Compound | Matrix | Microorganism | T (ºC) | pH | Reference |
BPA | river water | Indigenous microorganisms | 30 | 7 | Kang and Kondo 2002a |
BPA | water marine sediment | Pseudomonas sp. KU1 | n.d | 7 | Kamaraj et al. 2014 |
BPA | water marine sediment | Pseudomonas sp. KU2 | n.d | 7 | Kamaraj et al. 2014 |
BPA | water marine sediment | Bacillus sp.
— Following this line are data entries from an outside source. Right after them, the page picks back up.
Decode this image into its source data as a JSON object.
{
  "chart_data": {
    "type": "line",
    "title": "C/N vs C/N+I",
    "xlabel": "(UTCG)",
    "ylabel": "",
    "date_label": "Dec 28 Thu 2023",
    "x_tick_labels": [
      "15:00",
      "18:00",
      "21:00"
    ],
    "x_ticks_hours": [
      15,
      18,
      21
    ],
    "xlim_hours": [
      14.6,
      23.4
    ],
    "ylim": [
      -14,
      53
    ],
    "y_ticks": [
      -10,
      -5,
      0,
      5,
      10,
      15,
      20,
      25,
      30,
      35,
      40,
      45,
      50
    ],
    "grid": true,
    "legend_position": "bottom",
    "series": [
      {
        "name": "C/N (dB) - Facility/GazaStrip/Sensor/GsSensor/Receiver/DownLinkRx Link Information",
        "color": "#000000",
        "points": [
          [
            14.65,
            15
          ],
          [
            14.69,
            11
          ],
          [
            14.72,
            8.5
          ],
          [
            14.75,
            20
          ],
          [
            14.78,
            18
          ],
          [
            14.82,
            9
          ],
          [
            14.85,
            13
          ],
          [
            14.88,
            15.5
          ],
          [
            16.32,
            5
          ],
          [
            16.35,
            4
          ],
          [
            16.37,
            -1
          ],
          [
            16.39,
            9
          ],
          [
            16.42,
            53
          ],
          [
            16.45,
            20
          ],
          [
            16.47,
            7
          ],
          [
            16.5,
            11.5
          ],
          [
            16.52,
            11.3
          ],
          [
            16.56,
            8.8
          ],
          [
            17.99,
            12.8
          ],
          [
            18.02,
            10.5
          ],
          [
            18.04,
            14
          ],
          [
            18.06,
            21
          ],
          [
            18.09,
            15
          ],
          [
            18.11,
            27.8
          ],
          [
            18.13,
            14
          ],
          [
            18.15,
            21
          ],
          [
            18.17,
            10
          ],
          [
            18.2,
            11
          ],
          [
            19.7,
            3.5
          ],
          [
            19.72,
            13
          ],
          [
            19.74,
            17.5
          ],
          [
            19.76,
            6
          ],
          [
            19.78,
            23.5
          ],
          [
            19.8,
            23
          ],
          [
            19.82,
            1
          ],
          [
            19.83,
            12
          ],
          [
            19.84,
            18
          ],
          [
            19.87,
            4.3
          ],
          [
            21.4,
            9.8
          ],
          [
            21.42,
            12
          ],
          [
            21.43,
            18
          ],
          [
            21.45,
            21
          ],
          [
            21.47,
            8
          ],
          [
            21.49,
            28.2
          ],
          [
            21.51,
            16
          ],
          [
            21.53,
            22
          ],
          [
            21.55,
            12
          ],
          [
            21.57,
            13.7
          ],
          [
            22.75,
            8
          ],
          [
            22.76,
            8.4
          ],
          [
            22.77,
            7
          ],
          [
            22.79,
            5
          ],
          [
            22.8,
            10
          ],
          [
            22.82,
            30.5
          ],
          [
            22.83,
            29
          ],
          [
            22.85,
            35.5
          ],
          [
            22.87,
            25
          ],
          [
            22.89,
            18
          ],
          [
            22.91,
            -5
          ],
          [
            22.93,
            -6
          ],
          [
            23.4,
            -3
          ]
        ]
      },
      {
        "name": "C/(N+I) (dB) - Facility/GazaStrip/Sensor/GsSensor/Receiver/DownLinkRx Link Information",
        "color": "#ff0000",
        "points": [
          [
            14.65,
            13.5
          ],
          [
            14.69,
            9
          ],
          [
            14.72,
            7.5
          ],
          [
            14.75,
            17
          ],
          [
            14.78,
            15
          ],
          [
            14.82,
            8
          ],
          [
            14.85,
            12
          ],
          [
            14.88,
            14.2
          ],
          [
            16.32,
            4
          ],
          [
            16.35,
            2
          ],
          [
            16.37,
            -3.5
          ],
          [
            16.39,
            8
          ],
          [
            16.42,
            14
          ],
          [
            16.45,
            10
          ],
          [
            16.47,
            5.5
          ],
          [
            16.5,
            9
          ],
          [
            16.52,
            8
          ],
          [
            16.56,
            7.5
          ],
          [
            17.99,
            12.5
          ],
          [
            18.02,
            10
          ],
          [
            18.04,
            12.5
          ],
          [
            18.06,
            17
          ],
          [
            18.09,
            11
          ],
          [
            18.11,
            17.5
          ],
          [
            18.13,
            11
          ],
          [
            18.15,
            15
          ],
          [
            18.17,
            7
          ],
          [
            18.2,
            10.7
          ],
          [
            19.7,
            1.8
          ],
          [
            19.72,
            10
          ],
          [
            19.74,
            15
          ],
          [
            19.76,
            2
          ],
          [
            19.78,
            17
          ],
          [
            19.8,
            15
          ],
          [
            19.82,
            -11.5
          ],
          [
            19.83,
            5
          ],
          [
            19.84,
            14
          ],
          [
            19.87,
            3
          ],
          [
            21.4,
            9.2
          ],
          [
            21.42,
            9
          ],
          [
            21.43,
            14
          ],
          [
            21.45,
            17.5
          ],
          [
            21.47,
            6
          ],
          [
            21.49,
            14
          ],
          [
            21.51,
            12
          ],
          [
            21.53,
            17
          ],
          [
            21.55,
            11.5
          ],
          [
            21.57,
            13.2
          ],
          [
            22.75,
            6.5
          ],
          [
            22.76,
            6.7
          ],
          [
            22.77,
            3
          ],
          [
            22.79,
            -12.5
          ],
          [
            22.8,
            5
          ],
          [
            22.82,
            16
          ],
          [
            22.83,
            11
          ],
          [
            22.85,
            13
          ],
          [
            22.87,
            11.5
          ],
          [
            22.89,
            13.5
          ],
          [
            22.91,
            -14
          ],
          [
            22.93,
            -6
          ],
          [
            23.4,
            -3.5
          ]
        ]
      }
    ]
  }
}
KU3 | n,d | 7 | Kamaraj et al. 2014 |
BPA | soil | Arthrobacter sp. YC-RL1 | 30 | 7 | Ren et al. 2016 |
BPA | soil | Pseudomonas putida YC-AE1 | 25–30 | 7,2 | Elthouky et al. 2020 |
BPA | soil | Pseudomonas sp. BG12 | n.d | 8 | Noszczyńska et al. 2020 |
BPA | river sediment | Sphingobium sp. YC-JY1 | 30 | 5,5–8 | Jia et al. 2020 |
BPA | river sediment | Bacillus sp. GZB | 37 | 7 | Li et al. 2012 |
BPA | solid waste leachate | Achromobacter xylosoxidans | 35 | 7 | Zhang et al. 2007 |
BPF | soil | consortium | 35 | 7 | Lu et al. 2017 |
BPS | river sediment | consortium | 30 | 7 | Wang et al. 2019 |
Legend: BPA - bisphenol A; BPF - bisphenol F; BPS - bisphenol S.